If officials in the industrial town of Jundiai get their way, it will soon be named Steve Jobs road — in homage to the late Apple Inc co-founder and a nod to the expected windfall that producing iPads and iPhones here will bring.
Brazil’s government has loudly proclaimed a deal it says is worth $12 billion for Taiwanese technology giant Foxconn to produce iPads and build a whole new industry based around screens used in an array of consumer electronics from smartphones to televisions.
But the infamous “Brazil cost” — shorthand for the bureaucracy and high taxes that plague business in the country — is already overshadowing the deal, complicating negotiations with Foxconn over the broader investment plan. The likely need for large state subsidized loans to lure Foxconn also revives concerns about the state’s heavy hand in Brazil’s economy.
The deal’s transformative potential for Brazil is clear — a home-grown technology industry could move the commodities giant up the value-added chain to join the likes of Taiwan and South Korea, reducing its dependence on manufactured imports from Asia.
Yet critics say Brazil’s shallow labor pool and poor infrastructure make it ill-prepared to make the leap to high-end work and that it risks being stuck at the low end — assembling components designed and made elsewhere.

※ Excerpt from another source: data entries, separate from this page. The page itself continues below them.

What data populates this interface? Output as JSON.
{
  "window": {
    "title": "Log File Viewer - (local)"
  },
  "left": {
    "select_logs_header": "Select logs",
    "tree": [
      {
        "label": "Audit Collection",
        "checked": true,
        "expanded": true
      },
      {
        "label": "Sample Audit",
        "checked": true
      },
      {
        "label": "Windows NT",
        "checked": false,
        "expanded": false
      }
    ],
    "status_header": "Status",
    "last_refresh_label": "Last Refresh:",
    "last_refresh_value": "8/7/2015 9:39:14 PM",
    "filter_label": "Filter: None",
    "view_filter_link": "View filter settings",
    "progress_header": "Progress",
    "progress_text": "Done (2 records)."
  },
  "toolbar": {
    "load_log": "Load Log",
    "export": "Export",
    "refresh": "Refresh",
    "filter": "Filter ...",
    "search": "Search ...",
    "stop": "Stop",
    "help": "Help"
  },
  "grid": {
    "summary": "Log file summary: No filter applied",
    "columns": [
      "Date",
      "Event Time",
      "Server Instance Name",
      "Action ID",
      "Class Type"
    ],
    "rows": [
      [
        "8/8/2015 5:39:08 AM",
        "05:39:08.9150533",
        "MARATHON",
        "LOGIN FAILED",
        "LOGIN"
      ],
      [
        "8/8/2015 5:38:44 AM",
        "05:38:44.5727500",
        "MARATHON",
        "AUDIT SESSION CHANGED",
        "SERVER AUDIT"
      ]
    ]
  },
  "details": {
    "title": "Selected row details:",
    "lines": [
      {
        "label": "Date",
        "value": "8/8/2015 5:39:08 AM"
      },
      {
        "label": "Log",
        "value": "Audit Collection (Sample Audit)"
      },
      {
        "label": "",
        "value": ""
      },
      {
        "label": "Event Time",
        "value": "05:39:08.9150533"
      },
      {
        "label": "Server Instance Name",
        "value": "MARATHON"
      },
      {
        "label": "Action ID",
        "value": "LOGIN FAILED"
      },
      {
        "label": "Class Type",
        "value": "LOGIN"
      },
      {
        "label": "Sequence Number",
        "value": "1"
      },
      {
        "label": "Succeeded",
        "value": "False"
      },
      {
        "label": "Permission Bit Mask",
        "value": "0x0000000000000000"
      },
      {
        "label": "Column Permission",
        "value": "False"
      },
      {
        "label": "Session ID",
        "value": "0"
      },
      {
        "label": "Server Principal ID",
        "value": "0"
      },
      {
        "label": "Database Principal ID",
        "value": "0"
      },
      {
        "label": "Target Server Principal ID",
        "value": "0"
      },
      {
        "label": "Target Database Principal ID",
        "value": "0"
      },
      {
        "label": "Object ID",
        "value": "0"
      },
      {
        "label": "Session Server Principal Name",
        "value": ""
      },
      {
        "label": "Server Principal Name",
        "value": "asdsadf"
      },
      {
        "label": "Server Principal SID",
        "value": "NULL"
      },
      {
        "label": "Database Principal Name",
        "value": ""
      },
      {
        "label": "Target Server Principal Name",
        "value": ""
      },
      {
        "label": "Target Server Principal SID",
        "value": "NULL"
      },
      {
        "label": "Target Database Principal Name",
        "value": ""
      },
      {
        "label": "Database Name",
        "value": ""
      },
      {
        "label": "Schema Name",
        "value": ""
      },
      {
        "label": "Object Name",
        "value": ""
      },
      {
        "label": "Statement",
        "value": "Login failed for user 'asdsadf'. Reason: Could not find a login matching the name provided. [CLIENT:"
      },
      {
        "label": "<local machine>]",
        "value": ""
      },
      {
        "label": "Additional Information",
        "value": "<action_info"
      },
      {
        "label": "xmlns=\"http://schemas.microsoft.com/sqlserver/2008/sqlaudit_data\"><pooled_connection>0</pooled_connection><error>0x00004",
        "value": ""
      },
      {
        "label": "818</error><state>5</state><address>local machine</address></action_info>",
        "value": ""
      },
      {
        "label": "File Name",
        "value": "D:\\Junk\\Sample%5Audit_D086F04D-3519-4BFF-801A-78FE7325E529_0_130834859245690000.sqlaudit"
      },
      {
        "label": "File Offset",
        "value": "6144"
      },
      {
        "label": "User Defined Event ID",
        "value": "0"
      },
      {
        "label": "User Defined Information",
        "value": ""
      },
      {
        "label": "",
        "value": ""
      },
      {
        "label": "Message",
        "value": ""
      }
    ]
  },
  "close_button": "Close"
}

At first, Foxconn will have to fly in most of the key components such as semiconductors, modems and screens from China, as Brazil attempts to raise its ability to produce more of them locally.
“We are selling our market very cheaply, giving tax incentives for a company to come and produce something that is already developed in the world market,” said Joao Maria de Oliveira, a researcher at the government-linked Institute for Applied Economic Research, or IPEA. “It’s not something that adds much value and it won’t leave much here.”
The amount of value added to Apple products by Foxconn’s approximately one million workers in China is a mere $10 or so per device, according to a study by researchers at the University of California, Irvine.
Brazil has cut taxes and duties on tablet production in a move that should reduce the retail price by about a third and is phasing in production requirements to foster a local components industry.
Separately, it is in talks with Foxconn on a package of incentives, including priority customs access, more tax breaks and subsidized loans from state development bank BNDES to secure the bigger investment in high-end screens.
It isn’t hard to see what’s in it for Foxconn, Apple and other foreign companies, including Motorola Mobility Holdings Inc and Samsung Electronics Co Ltd that have expressed interest in making tablets here.
Apple will gain better access to Brazil’s voracious consumers, who have faced high prices for its products due to hefty import tariffs, and will create a jumping-off point for other rapidly growing Latin American countries.
Foxconn, the world’s largest contract electronics company, with around a third of the global market, would gain a vital foothold in Latin America’s largest economy and reduce the risks of having so much Apple production in China.
Producing in Brazil would also give Foxconn and Apple preferential access to Brazil’s partners in the Mercosur customs union — Argentina, Paraguay and Uruguay.
But the “Brazil cost” raises doubts over whether Apple will be able to make the iPad cheaply enough for the Brazilian market and use it as a major base to export to the United States and Latin America.
Brazil’s consumer market is a huge draw for companies such as Apple, but analysts say the domestic industry will likely take years to move beyond assembly to higher-end production.”It will take at least five, six years to create the entire ecosystem there,” said Satish Lele, vice president, consulting, Asia Pacific at Frost & Sullivan in Singapore.”I don’t think they (Brazil) are ready to support huge growth as far as the electronics sector is concerned.”
The Brazil Cost
The Foxconn factory near “Steve Jobs” road is rumored by Brazilian media to already be producing iPhones and is expected to start churning out iPad tablets by December for sale to Brazil’s growing middle class. The company, whose main listed vehicle is Hon Hai Precision Industry Co Ltd, has already hired more than 1,000 people in Jundiai, a medium-sized city an hour away from Sao Paulo, to work at a new plant.
Jundiai is planning to build a technology park and nearby towns are also looking to draw more such investment.”We’re the BRICs of Brazil,” said Carmelo Paoletti Neto, a spokesman for the town, comparing the region to role played the emerging powerhouses Brazil, Russia, India and China on the global stage.But the starting monthly wage for members of the metalworkers’ union in Jundiai is about 1,058 reais ($605) — nearly double the 2,000 yuan ($315) minimum wage Foxconn paid in China as of last October.Those wage pressures are likely to make it hard for the iPad price to fall any time soon to a range that would give it the mass-market appeal it enjoys in the United States.Tablet sales in Brazil will jump to 450,000 this year from 105,000-110,000 last year, according to consulting firm IDC, surging to above 1 million next year. That is significant growth — but the 60 percent of Brazilian households without a computer won’t necessarily rush out to buy tablets, cautioned Jose Martim Juacida, an analyst with the company.”The first computer purchase is usually a desktop or a laptop, because a desktop can be shared,” he said.